Bahlulzade's works have been shown at exhibitions of Soviet fine art in Algeria, Egypt, Lebanon, Syria, Tunisia, Norway, Germany, Czechoslovakia, Bulgaria, Hungary, Romania, Iraq, Cuba, Canada, Belgium, France, Japan, and other countries. The majority of the artist's paintings are stored in the National Art Museum of Azerbaijan, as well as museums in Moscow, Tbilisi, Yerevan, Beijing, and other cities around the world. In the National Art Museum of Azerbaijan, Bahlulzade's works are displayed in a separate room, which President Heydar Aliyev visited in 1994 to celebrate the 85th anniversary of Bahlulzade.

Bahlulzade's awards and titles include Order of the Red Banner of Labour (1959), Honored Artist of the Azerbaijan SSR (1960), and People's Artist of the Azerbaijan SSR (1963). In 1969, Sattar was awarded the Order of the Red Banner of Labour for the second time. In 1972, Sattar Bahlulzade was awarded the State Prize of the Azerbaijan SSR for his series of works denoted Landscapes of Azerbaijan.

A street in the Surakhani district of Baku is named after Bahlulzade. A house of culture in his native village, Amirjan, is also named after him.

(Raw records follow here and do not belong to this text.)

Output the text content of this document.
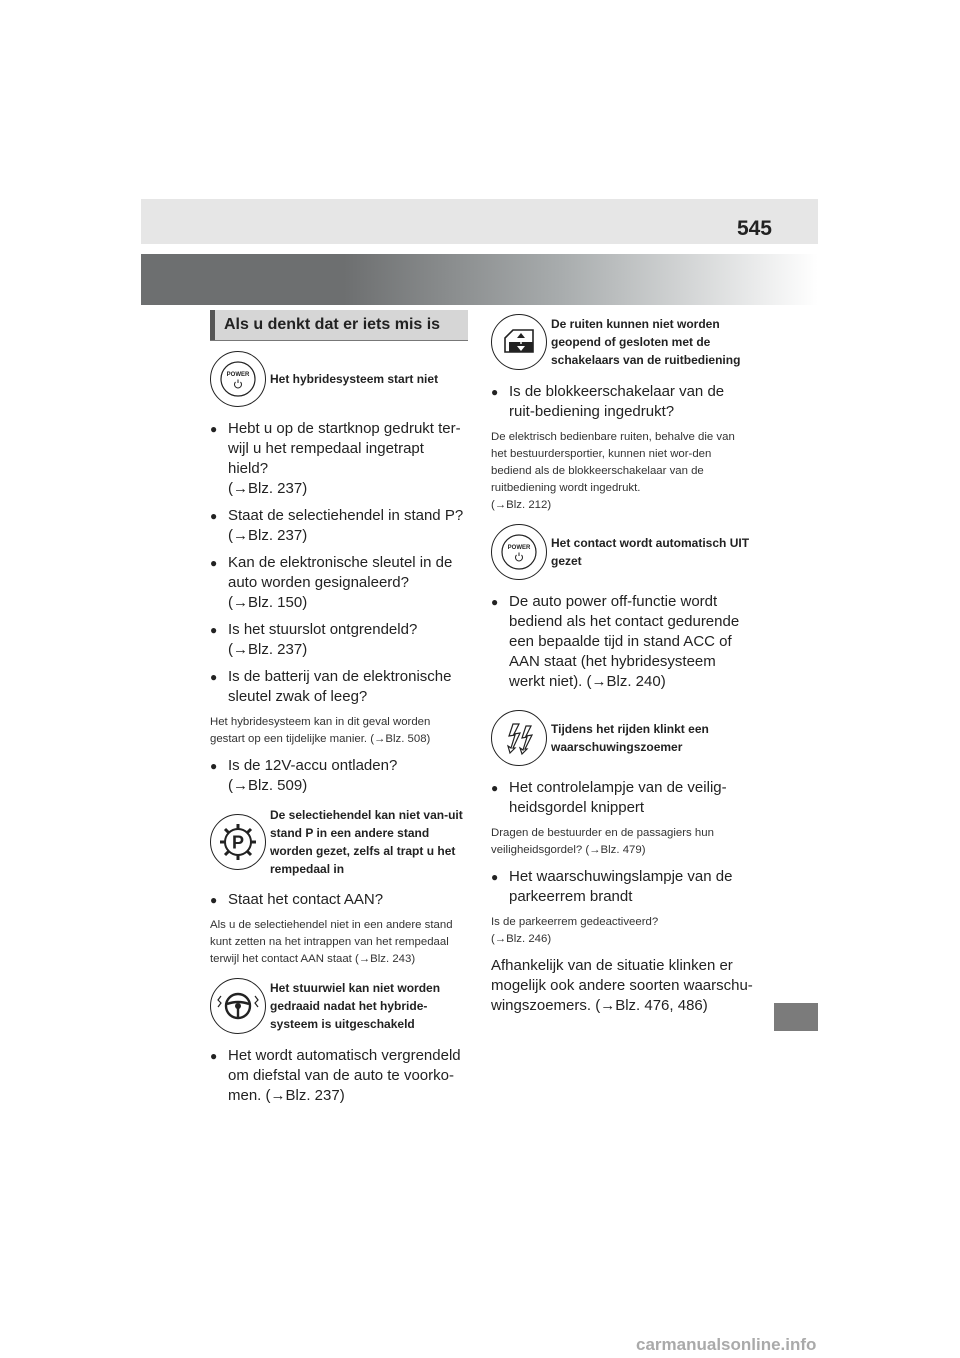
545
Als u denkt dat er iets mis is
POWER Het hybridesysteem start niet
● Hebt u op de startknop gedrukt ter-wijl u het rempedaal ingetrapt hield?
(→Blz. 237)
● Staat de selectiehendel in stand P?
(→Blz. 237)
● Kan de elektronische sleutel in de auto worden gesignaleerd?
(→Blz. 150)
● Is het stuurslot ontgrendeld?
(→Blz. 237)
● Is de batterij van de elektronische sleutel zwak of leeg?
Het hybridesysteem kan in dit geval worden gestart op een tijdelijke manier. (→Blz. 508)
● Is de 12V-accu ontladen?
(→Blz. 509)
P
De selectiehendel kan niet van-uit stand P in een andere stand worden gezet, zelfs al trapt u het rempedaal in
● Staat het contact AAN?
Als u de selectiehendel niet in een andere stand kunt zetten na het intrappen van het rempedaal terwijl het contact AAN staat (→Blz. 243)
Het stuurwiel kan niet worden gedraaid nadat het hybride-systeem is uitgeschakeld
● Het wordt automatisch vergrendeld om diefstal van de auto te voorko-men. (→Blz. 237)
De ruiten kunnen niet worden geopend of gesloten met de schakelaars van de ruitbediening
● Is de blokkeerschakelaar van de ruit-bediening ingedrukt?
De elektrisch bedienbare ruiten, behalve die van het bestuurdersportier, kunnen niet wor-den bediend als de blokkeerschakelaar van de ruitbediening wordt ingedrukt.
(→Blz. 212)
POWER Het contact wordt automatisch UIT gezet
● De auto power off-functie wordt bediend als het contact gedurende een bepaalde tijd in stand ACC of AAN staat (het hybridesysteem werkt niet). (→Blz. 240)
Tijdens het rijden klinkt een waarschuwingszoemer
● Het controlelampje van de veilig-heidsgordel knippert
Dragen de bestuurder en de passagiers hun veiligheidsgordel? (→Blz. 479)
● Het waarschuwingslampje van de parkeerrem brandt
Is de parkeerrem gedeactiveerd?
(→Blz. 246)
Afhankelijk van de situatie klinken er mogelijk ook andere soorten waarschu-wingszoemers. (→Blz. 476, 486)
carmanualsonline.info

The life and work of Bahlulzade have been the subject of many documentaries, paintings, poems, and sculptures. On the artist's 100th anniversary (December 15, 2009), Azermarka issued a new series of postmarks titled Azerbaijani School of Fine Arts: Artist S. Bahlulzade. The series includes 6 stamps depicting Bahlulzade's paintings.